Рандур не сразу отыскал дверь, неприметную на неприметной улице. Судя по ее виду, никак нельзя было сказать, что за ней скрываются служители культа. Он не удивился бы, если бы белую каменную стену вокруг двери испещряли тайные письмена или другие замысловатые украшения – что угодно, отвечающее избранности ордена Даунира, старейшей и крупнейшей из всех сект. Ну хотя бы табличку симпатичную. Но стена вокруг двери была простая, белая, а из украшений – лишь подвесная корзинка с армерией, чьи стебли качались на ветру. Проезжавший мимо стражник верхом на лошади бросил на Рандура такой взгляд, что юноша почему-то тут же почувствовал себя виноватым.
Он постучал в дверь.
Окошко в двери отворилось, в проеме появилось мужское лицо.
– Да?
Рандур показал монету:
– Я ищу кое-кого по имени Папус.
Взгляд привратника был прикован к монете.
– Подожди.
Дверь распахнулась, привратник сделал ему знак войти. На нем был черный плащ, под которым Рандур разглядел темную, плотно прилегающую форму, очень похожую на военную.
– Жди здесь, – распорядился мужчина и ушел.
В комнате было темно, но Рандур разглядел резные деревянные панели, а над ними несколько карандашных рисунков в рамках. Запах благовоний создавал в комнате на удивление уютную атмосферу. Почти как в храме Бора, построенном на Фолке именем империи.
Мужчина вскоре вернулся в сопровождении невысокой белокурой женщины в такой же форме. Вместе они обыскали Рандура на предмет оружия, потом посадили его на деревянный табурет.
Спросили, что за дело у него в Виллджамуре. И зачем ему нужна Папус.
Он снова показал свою монету и объяснил, как она ему досталась. Мужчина и женщина переглянулись.
– Она сейчас занята, но, если ты подождешь здесь, мы спросим у нее, сможет ли она тебя принять, – сказала женщина.
И они оставили его ежиться на табурете в холодной и темной комнате. Когда его глаза привыкли к недостатку света, он начал разглядывать рисунки. Это были схематические изображения устройств, которые он счел реликвиями, каждое в окружении незнакомых букв. Он читал по-джамурски хуже, чем говорил, но ему сразу стало ясно, что это какая-то древняя форма языка.

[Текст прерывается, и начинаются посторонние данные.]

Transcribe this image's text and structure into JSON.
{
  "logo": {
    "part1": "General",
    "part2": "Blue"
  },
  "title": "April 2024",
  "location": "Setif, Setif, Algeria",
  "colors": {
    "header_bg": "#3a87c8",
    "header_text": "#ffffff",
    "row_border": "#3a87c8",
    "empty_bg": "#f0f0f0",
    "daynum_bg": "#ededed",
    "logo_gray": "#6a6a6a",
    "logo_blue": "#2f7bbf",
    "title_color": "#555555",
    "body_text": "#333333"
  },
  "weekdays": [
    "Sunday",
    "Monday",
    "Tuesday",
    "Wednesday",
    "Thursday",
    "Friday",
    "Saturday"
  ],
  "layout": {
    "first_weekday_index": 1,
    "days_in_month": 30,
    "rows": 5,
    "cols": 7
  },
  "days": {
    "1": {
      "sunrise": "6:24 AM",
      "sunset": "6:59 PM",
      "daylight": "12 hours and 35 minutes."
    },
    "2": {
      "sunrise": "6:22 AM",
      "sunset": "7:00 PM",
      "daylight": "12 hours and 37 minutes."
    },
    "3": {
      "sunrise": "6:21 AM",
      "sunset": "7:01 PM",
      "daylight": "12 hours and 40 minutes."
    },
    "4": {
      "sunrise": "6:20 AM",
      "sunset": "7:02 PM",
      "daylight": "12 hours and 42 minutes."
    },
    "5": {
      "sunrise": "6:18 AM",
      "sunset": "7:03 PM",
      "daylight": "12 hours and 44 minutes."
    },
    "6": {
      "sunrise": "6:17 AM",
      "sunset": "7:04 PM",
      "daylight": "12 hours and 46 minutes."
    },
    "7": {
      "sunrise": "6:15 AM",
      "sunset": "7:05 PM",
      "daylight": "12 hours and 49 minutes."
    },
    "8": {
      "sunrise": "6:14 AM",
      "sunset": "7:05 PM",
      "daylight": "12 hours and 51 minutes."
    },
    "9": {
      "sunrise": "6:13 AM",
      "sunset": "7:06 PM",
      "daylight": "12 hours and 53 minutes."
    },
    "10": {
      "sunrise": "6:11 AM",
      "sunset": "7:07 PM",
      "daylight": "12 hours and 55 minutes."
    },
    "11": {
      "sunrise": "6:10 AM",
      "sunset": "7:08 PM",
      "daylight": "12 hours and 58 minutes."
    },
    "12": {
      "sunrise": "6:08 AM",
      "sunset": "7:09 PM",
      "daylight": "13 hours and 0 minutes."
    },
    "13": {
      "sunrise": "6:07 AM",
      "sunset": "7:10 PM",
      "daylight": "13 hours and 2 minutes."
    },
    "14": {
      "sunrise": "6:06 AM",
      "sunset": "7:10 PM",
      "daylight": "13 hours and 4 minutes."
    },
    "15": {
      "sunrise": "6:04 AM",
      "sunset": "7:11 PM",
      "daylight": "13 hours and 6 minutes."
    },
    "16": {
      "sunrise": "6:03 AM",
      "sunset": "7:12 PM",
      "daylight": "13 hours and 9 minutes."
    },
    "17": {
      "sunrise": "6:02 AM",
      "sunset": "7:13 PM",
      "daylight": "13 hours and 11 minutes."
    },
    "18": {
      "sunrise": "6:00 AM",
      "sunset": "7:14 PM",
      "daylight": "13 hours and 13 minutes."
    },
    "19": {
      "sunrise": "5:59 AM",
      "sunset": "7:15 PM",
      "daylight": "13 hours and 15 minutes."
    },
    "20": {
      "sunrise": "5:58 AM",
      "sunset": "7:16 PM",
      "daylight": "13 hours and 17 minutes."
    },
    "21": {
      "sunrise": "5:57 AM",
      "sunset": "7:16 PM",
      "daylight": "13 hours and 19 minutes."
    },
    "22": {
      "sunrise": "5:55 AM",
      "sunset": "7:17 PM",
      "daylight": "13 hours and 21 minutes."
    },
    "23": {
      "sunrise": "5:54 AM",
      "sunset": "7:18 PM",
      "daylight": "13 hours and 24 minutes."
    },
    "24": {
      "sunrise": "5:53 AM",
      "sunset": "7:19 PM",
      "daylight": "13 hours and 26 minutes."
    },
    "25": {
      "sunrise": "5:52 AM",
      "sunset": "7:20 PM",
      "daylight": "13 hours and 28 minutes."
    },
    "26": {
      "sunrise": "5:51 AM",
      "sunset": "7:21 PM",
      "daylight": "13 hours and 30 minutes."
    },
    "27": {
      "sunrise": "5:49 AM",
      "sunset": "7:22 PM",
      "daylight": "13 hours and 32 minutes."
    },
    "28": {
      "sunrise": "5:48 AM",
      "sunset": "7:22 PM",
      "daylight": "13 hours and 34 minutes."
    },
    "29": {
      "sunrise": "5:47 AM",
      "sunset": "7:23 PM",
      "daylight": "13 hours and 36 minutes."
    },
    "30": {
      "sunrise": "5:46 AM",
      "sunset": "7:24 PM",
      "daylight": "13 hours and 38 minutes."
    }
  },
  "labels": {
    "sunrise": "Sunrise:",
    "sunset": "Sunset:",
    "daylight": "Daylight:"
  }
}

Он ждал почти целый час, когда его наконец примут.
Рандура провели в большой каменный зал, служивший, видимо, кабинетом, если судить по книгам и бумагам, которые занимали в нем не только полки, но и пол, словно их не убирали годами. Ему велели пройти к стрельчатому окну и сесть там на стул, и он на цыпочках пробирался между завалами, чтобы не потревожить бумаги. Похоже, здесь работала Папус. Те двое, что привели его сюда, называли ее каким-то чудным титулом: гиджа ордена Даунира. Это уж чересчур, пожалуй…

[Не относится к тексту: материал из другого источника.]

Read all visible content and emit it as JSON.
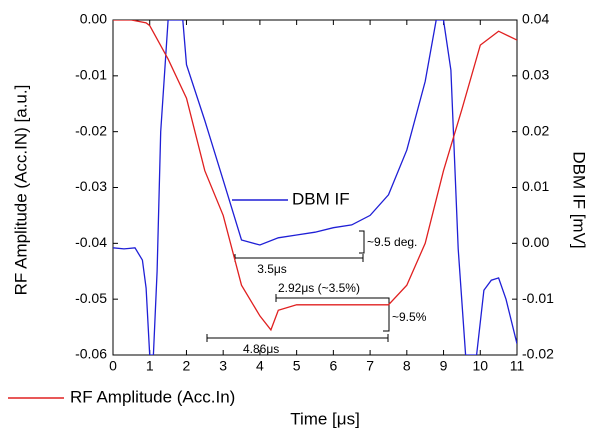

Когда его оставили у окна в одиночестве, странное голубое создание привлекло его взгляд. Оно свалилось с одного из балконов верхнего уровня, скрылось из виду, неуклюже описывая круг, потом снова появилось и полетело, заваливаясь набок.

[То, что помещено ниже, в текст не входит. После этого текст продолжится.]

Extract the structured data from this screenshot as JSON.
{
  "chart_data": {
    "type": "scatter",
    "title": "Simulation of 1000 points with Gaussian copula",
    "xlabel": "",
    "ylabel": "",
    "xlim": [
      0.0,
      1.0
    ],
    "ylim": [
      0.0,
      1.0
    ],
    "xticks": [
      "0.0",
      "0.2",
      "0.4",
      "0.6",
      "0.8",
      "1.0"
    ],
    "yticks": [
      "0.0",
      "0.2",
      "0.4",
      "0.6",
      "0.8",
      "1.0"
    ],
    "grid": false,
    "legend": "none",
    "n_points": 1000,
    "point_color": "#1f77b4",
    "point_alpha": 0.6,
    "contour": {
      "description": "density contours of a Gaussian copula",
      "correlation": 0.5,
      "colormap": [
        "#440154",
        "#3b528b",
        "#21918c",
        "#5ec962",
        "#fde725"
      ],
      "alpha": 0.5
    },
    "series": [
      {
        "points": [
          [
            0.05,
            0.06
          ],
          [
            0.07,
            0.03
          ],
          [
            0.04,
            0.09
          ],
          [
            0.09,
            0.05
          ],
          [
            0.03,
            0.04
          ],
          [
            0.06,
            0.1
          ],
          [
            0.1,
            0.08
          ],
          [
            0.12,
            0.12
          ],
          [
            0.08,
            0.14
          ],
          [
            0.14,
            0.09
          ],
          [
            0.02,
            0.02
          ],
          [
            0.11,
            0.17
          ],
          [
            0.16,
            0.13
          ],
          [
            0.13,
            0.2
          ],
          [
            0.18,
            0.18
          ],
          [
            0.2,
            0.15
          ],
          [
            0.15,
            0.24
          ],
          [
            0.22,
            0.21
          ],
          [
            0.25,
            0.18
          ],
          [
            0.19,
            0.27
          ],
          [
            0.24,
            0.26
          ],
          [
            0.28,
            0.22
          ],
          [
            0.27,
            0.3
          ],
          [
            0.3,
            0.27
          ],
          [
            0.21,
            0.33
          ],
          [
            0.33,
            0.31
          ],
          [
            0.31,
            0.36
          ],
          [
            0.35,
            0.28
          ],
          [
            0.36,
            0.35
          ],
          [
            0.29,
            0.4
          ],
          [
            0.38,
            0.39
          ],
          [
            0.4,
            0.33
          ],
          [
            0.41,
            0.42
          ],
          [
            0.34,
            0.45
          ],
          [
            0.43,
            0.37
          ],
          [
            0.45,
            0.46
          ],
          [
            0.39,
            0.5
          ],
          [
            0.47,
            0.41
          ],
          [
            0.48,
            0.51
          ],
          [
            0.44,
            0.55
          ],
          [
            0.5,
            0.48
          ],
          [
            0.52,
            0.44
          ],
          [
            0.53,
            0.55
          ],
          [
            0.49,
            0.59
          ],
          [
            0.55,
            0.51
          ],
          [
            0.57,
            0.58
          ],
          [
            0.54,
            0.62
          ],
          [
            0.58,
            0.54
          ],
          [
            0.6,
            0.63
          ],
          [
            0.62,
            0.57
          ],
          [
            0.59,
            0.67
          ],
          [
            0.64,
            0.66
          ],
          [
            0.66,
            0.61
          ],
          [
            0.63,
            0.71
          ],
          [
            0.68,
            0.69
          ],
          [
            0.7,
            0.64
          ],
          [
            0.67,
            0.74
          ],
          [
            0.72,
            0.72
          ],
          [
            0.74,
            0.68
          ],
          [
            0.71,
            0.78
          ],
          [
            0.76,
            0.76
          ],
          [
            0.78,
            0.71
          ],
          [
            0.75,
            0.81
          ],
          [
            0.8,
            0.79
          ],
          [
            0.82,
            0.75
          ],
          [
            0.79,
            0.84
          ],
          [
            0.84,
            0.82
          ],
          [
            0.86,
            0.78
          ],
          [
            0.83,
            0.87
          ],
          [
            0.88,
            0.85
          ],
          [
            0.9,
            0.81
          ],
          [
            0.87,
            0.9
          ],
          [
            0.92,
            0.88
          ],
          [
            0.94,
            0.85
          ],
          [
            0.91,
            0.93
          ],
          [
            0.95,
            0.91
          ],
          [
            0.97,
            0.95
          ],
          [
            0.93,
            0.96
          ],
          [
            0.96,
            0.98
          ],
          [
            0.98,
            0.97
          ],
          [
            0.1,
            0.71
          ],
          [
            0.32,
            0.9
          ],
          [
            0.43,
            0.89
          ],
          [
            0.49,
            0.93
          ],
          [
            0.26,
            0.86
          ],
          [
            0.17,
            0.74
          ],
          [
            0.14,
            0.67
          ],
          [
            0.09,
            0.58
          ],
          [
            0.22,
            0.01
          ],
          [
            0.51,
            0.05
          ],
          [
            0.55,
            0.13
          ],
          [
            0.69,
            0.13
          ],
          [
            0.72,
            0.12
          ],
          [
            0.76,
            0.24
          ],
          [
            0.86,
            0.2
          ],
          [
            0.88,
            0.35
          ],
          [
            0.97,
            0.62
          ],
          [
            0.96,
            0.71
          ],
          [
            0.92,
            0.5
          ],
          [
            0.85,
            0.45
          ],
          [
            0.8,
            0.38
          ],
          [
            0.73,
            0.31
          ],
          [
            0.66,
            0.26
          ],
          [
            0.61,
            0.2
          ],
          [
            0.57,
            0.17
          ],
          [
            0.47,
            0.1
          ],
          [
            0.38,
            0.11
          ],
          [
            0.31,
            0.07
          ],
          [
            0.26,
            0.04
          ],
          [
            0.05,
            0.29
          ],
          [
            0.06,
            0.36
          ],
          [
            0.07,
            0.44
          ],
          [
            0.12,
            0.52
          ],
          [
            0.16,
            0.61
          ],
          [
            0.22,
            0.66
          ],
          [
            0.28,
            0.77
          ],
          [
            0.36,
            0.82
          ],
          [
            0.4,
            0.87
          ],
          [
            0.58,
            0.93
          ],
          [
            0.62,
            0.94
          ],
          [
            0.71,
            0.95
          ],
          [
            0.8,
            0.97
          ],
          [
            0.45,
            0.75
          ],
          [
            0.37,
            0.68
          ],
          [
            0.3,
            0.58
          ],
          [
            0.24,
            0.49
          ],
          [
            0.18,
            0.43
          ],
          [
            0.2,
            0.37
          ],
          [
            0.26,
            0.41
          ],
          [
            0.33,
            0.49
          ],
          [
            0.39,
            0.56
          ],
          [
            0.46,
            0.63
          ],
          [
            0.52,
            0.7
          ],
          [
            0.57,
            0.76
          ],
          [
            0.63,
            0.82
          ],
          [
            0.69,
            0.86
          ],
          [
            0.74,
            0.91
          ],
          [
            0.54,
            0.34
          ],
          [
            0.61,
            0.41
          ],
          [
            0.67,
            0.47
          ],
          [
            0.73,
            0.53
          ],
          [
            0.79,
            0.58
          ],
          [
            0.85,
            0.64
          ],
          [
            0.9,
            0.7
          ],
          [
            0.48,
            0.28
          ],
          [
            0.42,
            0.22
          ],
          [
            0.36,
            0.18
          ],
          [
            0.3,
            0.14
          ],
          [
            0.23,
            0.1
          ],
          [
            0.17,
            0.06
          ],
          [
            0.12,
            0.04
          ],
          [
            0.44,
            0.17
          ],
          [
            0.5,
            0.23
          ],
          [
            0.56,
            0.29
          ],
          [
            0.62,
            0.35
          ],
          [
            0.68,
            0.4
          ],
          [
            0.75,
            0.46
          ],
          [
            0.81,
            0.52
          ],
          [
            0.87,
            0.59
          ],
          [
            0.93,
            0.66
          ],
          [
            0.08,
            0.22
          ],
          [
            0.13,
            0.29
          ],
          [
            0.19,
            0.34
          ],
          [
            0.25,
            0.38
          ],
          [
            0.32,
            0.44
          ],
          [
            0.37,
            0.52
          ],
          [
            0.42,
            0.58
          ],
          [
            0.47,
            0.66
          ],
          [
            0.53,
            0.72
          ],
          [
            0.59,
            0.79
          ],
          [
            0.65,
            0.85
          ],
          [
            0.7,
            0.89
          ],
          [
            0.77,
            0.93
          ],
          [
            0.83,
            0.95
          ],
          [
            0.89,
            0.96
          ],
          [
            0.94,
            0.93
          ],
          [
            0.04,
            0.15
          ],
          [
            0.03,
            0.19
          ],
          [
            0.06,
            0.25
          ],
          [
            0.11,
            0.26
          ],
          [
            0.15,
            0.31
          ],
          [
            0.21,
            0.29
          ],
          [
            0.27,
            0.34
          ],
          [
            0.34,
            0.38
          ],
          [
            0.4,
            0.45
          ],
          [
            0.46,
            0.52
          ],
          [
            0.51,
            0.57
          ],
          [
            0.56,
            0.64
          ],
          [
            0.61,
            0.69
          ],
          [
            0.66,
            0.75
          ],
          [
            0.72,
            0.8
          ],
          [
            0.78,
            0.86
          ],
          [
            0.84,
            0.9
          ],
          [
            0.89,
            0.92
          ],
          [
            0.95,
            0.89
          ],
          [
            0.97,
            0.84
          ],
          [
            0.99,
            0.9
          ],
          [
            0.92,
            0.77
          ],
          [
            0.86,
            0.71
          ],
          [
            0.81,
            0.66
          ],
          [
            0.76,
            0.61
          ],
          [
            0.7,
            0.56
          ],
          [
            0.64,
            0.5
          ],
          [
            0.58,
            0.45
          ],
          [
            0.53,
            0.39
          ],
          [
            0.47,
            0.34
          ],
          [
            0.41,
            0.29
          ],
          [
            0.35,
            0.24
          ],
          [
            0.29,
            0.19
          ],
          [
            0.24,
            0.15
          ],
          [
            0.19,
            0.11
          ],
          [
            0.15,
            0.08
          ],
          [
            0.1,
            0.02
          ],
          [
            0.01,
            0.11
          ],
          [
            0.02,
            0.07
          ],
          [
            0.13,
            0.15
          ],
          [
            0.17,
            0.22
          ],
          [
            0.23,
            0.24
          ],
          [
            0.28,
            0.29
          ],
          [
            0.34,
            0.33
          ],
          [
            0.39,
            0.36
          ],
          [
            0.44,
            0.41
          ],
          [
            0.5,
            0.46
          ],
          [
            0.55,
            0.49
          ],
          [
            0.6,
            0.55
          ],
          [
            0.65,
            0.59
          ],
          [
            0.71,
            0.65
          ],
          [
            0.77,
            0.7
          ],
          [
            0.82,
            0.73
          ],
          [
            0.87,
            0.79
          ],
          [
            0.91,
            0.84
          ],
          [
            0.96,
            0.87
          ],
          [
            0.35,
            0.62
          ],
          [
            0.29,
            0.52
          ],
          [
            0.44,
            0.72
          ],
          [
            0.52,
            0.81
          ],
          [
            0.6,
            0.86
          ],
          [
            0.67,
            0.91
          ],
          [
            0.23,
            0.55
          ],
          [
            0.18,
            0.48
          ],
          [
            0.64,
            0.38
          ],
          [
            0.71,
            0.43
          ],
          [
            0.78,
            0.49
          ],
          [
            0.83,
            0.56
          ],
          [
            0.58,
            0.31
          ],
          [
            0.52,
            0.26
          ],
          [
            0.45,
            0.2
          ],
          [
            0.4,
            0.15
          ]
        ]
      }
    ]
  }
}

В старинной комнате пахло плесенью, каменная кладка стен тут и там крошилась. Он знал, что город стар, но никогда не думал, что еще существуют дома вроде этого. Со всех сторон его окружали полки с книгами, книги лежали на полу. Многие с сорванными корешками, слипшимися страницами, из других страницы, наоборот, торчали в разные стороны, показывая какие-то диаграммы и графики. Среди книг попадались инструменты, странные куски гнутого металла, насекомые, похожие на механизмы точных, совершенных форм.
Созерцание этого скопления мудрости вызвало в нем ощущение недостаточности собственного образования. В своем уме он не сомневался, но здесь было другое, упорядоченное знание: древние языки, история, названия редких растений и животных, тогда как его познания не шли дальше мечей, женщин и танцев. Но нет, он все же сообразителен, и не все ответы находятся в книгах – некоторые имеются и в реальном мире.
Дверь распахнулась, и вошла женщина, одетая так же, как двое его недавних провожатых. Волосы у нее оказались темнее, чем он запомнил, а сама она – стройнее.
– Кто хочет говорить со мной? – Голос у нее был низкий, синие глаза сверкали.
Рандур подошел к ней, вынул монету.
Она взяла ее, рассмотрела:
– Да, я помню. Фолк, тысяча семьсот пятьдесят седьмой. Ты тот мальчик, который меня спас. – Она вернула ему монету и, кажется, улыбнулась. Строгие линии на ее лице показывали, что это случается редко. – Ты вырос, я вижу.